Together with colleagues, researchers and students, Jonathan Lazar, a professor of computer and information sciences in the Jess and Mildred Fisher College of Science and Mathematics, has officially been granted a U.S. patent for the new, more user-friendly SoundsRight CAPTCHA.
Most web users have encountered CAPTCHAs, though they may not recognize the acronym for Completely Automated Public Turing Test to tell Computers and Humans Apart. A CAPTCHA is a challenge-response test—typically comprising an obscured sequence of letters and digits—designed to determine whether the user is human.
“CAPTCHAs, or twisted text, are supposed to be something that only a human who can see can understand,” explains Lazar. “The visual clutter discourages image recognition by automated viruses and bots.”
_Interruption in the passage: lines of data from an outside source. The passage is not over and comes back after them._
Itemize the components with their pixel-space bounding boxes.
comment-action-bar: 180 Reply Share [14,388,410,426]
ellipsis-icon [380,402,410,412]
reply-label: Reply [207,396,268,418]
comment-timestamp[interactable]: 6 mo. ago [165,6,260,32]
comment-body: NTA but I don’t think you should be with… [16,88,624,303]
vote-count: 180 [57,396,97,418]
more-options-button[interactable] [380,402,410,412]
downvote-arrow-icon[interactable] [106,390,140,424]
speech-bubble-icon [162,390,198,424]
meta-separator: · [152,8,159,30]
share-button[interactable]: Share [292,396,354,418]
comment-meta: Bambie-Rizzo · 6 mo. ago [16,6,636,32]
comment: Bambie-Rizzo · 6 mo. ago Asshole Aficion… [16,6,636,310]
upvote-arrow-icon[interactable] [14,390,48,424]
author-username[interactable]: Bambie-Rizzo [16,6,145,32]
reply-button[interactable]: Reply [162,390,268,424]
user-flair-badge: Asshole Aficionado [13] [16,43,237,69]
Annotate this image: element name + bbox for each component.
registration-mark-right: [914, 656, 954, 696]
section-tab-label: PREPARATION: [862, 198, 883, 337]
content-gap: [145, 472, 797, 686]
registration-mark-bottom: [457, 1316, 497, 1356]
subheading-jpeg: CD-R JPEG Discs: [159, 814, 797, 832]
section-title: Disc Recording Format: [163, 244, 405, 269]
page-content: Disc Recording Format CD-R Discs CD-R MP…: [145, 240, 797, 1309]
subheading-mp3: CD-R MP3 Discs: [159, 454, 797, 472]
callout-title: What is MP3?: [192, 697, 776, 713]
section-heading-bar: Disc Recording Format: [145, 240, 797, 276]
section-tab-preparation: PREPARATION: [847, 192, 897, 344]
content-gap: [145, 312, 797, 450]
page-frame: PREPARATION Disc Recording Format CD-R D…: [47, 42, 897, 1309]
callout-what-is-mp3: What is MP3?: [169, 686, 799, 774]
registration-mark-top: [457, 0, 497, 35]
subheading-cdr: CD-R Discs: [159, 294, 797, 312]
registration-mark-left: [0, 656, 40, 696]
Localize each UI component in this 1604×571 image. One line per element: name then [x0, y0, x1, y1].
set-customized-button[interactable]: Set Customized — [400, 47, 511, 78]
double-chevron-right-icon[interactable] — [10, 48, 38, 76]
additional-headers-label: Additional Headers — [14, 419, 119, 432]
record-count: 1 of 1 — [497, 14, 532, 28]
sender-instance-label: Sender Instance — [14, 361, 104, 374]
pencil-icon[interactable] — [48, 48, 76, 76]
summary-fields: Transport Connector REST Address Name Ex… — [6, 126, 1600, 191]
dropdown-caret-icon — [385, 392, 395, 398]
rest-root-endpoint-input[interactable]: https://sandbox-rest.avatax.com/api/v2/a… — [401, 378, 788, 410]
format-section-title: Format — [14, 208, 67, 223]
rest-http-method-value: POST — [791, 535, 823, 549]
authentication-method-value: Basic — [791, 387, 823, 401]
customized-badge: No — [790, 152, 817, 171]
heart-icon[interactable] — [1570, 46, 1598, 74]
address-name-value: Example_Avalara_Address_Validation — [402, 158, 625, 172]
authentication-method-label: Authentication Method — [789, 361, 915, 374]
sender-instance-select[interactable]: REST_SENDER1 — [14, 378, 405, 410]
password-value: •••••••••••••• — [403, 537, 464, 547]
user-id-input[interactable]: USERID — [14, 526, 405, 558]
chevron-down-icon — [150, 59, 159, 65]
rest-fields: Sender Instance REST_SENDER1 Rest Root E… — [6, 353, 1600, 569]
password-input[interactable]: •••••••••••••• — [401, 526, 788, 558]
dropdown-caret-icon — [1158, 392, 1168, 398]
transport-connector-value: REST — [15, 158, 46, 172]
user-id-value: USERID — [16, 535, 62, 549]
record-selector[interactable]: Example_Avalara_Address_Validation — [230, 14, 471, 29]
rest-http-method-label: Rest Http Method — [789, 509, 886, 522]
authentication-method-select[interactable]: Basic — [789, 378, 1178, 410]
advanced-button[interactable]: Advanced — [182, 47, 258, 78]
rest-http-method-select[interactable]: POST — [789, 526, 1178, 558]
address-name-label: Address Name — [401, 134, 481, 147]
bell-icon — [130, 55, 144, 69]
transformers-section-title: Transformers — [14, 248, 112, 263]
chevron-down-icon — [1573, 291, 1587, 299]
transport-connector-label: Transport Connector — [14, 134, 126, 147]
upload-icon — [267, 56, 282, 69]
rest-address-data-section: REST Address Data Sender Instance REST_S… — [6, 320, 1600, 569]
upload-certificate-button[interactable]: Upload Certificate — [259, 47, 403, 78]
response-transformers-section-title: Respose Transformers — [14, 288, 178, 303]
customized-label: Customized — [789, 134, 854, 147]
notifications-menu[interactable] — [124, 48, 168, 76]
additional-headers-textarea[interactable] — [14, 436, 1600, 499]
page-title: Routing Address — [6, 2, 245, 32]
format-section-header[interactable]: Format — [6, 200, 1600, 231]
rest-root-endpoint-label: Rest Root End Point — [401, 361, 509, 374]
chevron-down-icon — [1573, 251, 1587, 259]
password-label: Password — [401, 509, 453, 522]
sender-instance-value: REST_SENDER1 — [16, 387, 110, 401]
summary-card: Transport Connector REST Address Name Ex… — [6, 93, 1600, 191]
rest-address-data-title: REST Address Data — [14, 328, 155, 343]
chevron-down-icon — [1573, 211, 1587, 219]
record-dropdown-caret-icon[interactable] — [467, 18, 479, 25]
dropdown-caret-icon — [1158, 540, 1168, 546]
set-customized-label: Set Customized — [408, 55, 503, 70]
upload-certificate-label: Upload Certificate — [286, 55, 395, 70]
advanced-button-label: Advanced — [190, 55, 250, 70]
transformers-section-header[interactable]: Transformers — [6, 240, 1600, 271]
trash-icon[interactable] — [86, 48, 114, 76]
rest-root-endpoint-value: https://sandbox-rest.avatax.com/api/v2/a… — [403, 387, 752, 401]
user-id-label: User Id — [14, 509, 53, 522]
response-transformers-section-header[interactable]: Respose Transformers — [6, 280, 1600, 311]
But as crucial as they are to thwarting spam, CAPTCHAs can also present a formidable obstacle to blind or visually impaired users.
Towson’s SoundsRight CAPTCHA presents a solution to this problem through sound. Instead of a visual challenge, users hear a series of 10 sounds and are required to press the space bar each time they hear a specific sound, i.e., a dog barking.
Still in beta, the SoundsRight CAPTCHA was developed by Lazar and colleagues Heidi Feng, associate professor of computer and information sciences, and Abiodun Olalere, a doctoral student, in close collaboration with the National Federation of the Blind in Baltimore, whose site is currently utilizing the technology.
The audio CAPTCHA can be embedded into websites and customized with different sounds and even languages, said Tim Brooks, chief software developer, in an interview with the Baltimore Sun. And the SoundsRight CAPTCHA is as secure as visual CAPTCHAs.
The Towson CAPTCHA found its start in 2007 as a class project by Jon Holman, then an undergraduate student of Lazar’s. Holman and Lazar started developing the technology after a focus group of blind users identified visual CAPTCHAs as their biggest challenge to using the Internet independently.
“We’ve always done the evaluation with blind users at every step,” Lazar told the Sun. “This was research that was done because blind users were telling us this was important.”
“We are all one step away from a sudden disability, so why not make the Internet an inclusive place for everybody?” Taylor said.